Ukrenerho: Stromimporte fast um das Zweifache gestiegen
Der Bezug von Strom aus dem Ausland ermögliche es uns, die Stromnachfrage in der Ukraine zu decken. Dies sei unter anderem durch die gegenwärtige günstige Konjunktur auf dem Energiemarkt möglich geworden- die Strompreise in Europa seien derzeit gesunken, so Sajtschenko.
Trotzdem gelten nach wie vor stundenweise Notfallstromabschaltungen, allerdings dauern sie nicht mehr so lange wie zuvor. Am schwierigsten bleibt die Situation mit der Stromversorgung in den front- und grenznahen Gebieten. Insbesondre in dem unter ukrainischer Kontrolle stehenden Teil der Region Donezk wurde ein und dasselbe Energieobjekt dreimal binnen eines Tages von der russischen Armee mit Gleitbomben angegriffen.

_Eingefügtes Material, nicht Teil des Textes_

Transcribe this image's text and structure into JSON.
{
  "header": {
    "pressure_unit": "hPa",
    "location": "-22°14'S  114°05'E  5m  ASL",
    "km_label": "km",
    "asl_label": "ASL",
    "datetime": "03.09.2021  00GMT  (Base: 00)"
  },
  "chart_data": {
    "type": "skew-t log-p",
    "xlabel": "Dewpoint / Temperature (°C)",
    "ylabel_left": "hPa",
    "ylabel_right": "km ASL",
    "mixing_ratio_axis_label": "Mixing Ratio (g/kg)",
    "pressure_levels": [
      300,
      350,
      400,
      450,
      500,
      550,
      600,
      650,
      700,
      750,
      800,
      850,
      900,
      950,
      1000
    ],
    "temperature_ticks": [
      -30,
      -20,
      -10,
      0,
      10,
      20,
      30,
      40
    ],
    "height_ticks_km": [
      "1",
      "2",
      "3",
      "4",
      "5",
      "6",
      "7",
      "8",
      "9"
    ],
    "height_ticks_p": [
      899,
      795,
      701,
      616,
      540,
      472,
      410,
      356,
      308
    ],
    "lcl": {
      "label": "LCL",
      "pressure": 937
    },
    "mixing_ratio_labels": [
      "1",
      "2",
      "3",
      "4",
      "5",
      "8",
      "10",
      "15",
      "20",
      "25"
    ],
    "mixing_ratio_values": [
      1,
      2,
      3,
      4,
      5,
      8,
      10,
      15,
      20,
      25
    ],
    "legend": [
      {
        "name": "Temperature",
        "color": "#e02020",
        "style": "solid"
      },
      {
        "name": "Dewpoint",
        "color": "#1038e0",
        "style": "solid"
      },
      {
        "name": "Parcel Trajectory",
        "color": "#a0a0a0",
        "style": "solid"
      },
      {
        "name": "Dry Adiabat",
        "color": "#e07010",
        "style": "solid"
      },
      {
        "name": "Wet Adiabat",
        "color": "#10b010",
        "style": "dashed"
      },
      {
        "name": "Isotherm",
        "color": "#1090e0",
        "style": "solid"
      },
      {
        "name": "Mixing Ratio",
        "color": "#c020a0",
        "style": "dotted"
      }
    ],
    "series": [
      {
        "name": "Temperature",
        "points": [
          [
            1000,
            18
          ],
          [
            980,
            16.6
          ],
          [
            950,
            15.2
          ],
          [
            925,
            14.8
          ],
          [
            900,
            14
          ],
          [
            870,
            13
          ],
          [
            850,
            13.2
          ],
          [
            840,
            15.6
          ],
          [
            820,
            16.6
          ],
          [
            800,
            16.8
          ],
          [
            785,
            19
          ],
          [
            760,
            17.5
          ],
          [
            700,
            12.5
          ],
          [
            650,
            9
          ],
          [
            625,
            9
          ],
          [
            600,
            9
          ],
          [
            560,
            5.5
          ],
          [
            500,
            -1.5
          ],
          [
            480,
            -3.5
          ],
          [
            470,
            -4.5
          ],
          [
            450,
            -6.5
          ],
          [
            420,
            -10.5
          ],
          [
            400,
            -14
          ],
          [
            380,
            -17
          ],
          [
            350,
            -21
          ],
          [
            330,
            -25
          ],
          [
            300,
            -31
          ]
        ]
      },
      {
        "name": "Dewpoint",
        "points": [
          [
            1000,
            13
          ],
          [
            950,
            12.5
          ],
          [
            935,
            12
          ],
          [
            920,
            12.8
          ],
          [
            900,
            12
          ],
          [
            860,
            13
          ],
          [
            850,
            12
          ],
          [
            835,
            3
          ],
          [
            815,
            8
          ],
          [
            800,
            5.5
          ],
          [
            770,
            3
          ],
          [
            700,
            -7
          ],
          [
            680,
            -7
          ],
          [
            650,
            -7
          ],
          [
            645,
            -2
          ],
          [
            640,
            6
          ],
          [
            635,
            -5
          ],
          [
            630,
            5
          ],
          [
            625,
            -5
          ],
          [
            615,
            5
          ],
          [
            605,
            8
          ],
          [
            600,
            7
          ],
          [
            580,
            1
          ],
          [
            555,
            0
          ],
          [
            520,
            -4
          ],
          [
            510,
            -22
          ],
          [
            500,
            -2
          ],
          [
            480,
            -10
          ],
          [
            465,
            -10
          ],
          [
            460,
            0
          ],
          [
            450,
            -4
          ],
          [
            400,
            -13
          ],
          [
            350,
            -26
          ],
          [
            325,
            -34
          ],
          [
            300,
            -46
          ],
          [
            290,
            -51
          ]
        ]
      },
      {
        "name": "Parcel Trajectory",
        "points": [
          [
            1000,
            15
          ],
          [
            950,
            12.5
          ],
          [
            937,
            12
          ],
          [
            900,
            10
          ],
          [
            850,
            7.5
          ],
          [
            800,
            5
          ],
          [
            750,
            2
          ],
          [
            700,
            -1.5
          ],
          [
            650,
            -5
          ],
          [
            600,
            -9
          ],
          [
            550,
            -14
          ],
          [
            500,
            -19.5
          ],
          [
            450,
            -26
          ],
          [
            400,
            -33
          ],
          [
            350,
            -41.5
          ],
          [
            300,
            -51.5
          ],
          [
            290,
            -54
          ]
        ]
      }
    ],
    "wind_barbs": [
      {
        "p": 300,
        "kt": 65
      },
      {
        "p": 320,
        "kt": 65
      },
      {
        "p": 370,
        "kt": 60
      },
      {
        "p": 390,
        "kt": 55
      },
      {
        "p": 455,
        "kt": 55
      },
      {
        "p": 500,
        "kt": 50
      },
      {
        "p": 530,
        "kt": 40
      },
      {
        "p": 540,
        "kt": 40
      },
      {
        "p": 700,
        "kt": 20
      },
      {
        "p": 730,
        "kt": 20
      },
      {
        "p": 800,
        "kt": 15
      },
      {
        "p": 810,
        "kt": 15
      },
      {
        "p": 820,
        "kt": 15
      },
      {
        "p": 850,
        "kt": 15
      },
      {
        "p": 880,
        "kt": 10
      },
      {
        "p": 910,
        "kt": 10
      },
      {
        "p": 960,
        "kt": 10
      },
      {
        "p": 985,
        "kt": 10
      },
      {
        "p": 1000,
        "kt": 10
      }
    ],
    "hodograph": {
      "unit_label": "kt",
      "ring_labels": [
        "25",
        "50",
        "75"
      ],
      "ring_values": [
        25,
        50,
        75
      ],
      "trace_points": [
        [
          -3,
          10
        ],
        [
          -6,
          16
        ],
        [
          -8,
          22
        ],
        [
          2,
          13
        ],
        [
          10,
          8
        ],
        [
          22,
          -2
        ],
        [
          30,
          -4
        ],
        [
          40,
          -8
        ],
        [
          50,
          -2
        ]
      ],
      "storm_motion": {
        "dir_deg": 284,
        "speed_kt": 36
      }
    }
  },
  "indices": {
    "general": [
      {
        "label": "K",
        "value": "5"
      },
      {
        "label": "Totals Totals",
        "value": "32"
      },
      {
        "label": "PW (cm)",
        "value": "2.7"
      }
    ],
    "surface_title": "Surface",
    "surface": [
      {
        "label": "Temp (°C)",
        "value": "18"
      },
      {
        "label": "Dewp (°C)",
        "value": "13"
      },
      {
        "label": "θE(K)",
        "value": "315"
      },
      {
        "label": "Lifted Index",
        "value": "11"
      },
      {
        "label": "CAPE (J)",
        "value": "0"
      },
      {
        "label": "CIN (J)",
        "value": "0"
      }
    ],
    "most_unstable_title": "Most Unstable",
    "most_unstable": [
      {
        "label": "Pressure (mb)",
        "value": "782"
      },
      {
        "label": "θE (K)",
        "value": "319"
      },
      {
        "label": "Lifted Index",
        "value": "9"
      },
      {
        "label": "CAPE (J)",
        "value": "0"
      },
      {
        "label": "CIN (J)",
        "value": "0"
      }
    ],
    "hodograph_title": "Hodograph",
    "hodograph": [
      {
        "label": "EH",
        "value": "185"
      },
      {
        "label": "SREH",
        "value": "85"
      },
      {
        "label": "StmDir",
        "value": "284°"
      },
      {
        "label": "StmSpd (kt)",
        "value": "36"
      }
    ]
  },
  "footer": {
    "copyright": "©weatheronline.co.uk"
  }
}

Seinen Worten zufolge sei in den kommenden Tagen mit einen erneuten massiven Angriff auf ukrainische Energieinfrastruktur zu rechnen. „Seit Herbstbeginn sehen wir, dass massive Attacken auf unsere Energieobjekte alle 10 Tage stattfinden, wonach jedes Mal Einschränkungen bei der Stromversorgung eingeführt werden müssen“, so Sajtschenko.